Call timeouts, failures, and no audio
Incident Report for DialogTech
Postmortem

DialogTech Partial Call Interruption - Post Mortem

Issue Description: 

As part of an infrastructure modernization project, we have been migrating the DialogTech platform out of a physical data center and into a cloud provider. We migrated the telephony portion of the platform to the cloud on June 25th without a material incident. On July 5th, a misconfiguration that was introduced earlier in the migration was exposed by the very high post-holiday call volume. The misconfiguration artificially limited the number of simultaneous calls the platform could handle to below what the platform was capable of and below the peak of the July 5th call volume. This resulted in a large portion of callers receiving dead air, busy signals, or infinite ringing during the incident window.

Corrective Actions:

In an effort to prevent issues like this from occurring in the future, Invoca is currently auditing the configuration for all critical infrastructure associated with the DialogTech platform to ensure it is correct and stored in our versioned configuration management system. Additionally, we are improving end-to-end observability within the DialogTech platform to better understand the system state and to reduce recovery time when incidents occur.

To request a full root cause analysis for this event, please contact support@dialogtech.com.
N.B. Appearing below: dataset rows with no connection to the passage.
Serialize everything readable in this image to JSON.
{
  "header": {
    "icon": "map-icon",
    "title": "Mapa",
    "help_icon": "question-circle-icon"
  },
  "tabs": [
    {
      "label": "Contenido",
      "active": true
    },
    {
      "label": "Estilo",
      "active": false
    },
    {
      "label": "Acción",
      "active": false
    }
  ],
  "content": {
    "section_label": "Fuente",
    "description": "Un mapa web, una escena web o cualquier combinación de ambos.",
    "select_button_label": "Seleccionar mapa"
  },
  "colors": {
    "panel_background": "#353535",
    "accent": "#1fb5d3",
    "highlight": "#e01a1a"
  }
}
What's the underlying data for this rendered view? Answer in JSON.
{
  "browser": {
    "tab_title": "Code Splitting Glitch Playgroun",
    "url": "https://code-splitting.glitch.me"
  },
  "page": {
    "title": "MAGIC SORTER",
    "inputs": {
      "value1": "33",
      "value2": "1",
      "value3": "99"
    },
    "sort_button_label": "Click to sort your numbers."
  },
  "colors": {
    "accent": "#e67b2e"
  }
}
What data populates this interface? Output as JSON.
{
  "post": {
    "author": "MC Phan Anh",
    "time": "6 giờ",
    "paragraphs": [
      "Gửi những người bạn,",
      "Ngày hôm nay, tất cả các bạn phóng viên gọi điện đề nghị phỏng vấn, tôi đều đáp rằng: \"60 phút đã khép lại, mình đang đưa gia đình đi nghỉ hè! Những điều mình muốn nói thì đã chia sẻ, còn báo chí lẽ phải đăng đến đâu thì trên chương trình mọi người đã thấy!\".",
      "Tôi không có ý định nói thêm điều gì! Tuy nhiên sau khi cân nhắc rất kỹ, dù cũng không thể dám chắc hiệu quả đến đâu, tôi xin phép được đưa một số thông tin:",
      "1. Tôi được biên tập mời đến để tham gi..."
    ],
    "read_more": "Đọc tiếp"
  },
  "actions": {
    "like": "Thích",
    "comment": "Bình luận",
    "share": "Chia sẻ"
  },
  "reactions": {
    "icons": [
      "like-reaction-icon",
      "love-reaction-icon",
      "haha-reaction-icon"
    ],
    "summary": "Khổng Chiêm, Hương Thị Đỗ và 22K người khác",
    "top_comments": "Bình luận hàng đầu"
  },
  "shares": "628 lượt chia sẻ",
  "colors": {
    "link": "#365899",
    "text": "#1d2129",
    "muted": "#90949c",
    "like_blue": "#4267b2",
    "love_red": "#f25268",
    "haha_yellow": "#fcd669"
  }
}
At Invoca, we do not take incidents like these lightly. We continually strive to do better and provide the best possible customer experience. We sincerely apologize for any impact or inconvenience that may have resulted from this incident. The Invoca team is here to help if you have follow-up questions or concerns.

Posted Jul 11, 2022 - 10:55 CDT

Resolved
Through the day, we've had no further call failures as a result of this incident or the associated repair work.
Posted Jul 06, 2022 - 17:56 CDT
Update
We've made a configuration change in our call processing platform, we've not observed any call processing failures in the meantime and continue to monitor.
Posted Jul 06, 2022 - 10:31 CDT
Update
Calls have been connecting normally without timeouts for approximately the past hour. We're still monitoring and working towards resolution.
Posted Jul 05, 2022 - 16:32 CDT
Update
Intermittent call failures continue, we're still working to resolve this.
Posted Jul 05, 2022 - 14:22 CDT
Update
Call failures and timeouts are occurring intermittently.
Posted Jul 05, 2022 - 13:31 CDT
Monitoring
We've mitigated the call processing issue and calls will process normally at this time. We're continuing to investigate the causes for this incident and will provide more information after resolution.
Posted Jul 05, 2022 - 12:52 CDT
Identified
We're working to fix call processing issues now. Most calls will complete at this time.
Posted Jul 05, 2022 - 12:40 CDT
Update
We're still investigating.
Previous update indicated issues with call transport, in actuality this affects our ability to process and complete calls.
Posted Jul 05, 2022 - 12:34 CDT
Investigating
We're looking into problems with call processing. Some calls will fail to complete, time out, or may experience no audio.
Posted Jul 05, 2022 - 12:14 CDT
This incident affected: DialogTech Platform - Call Processing.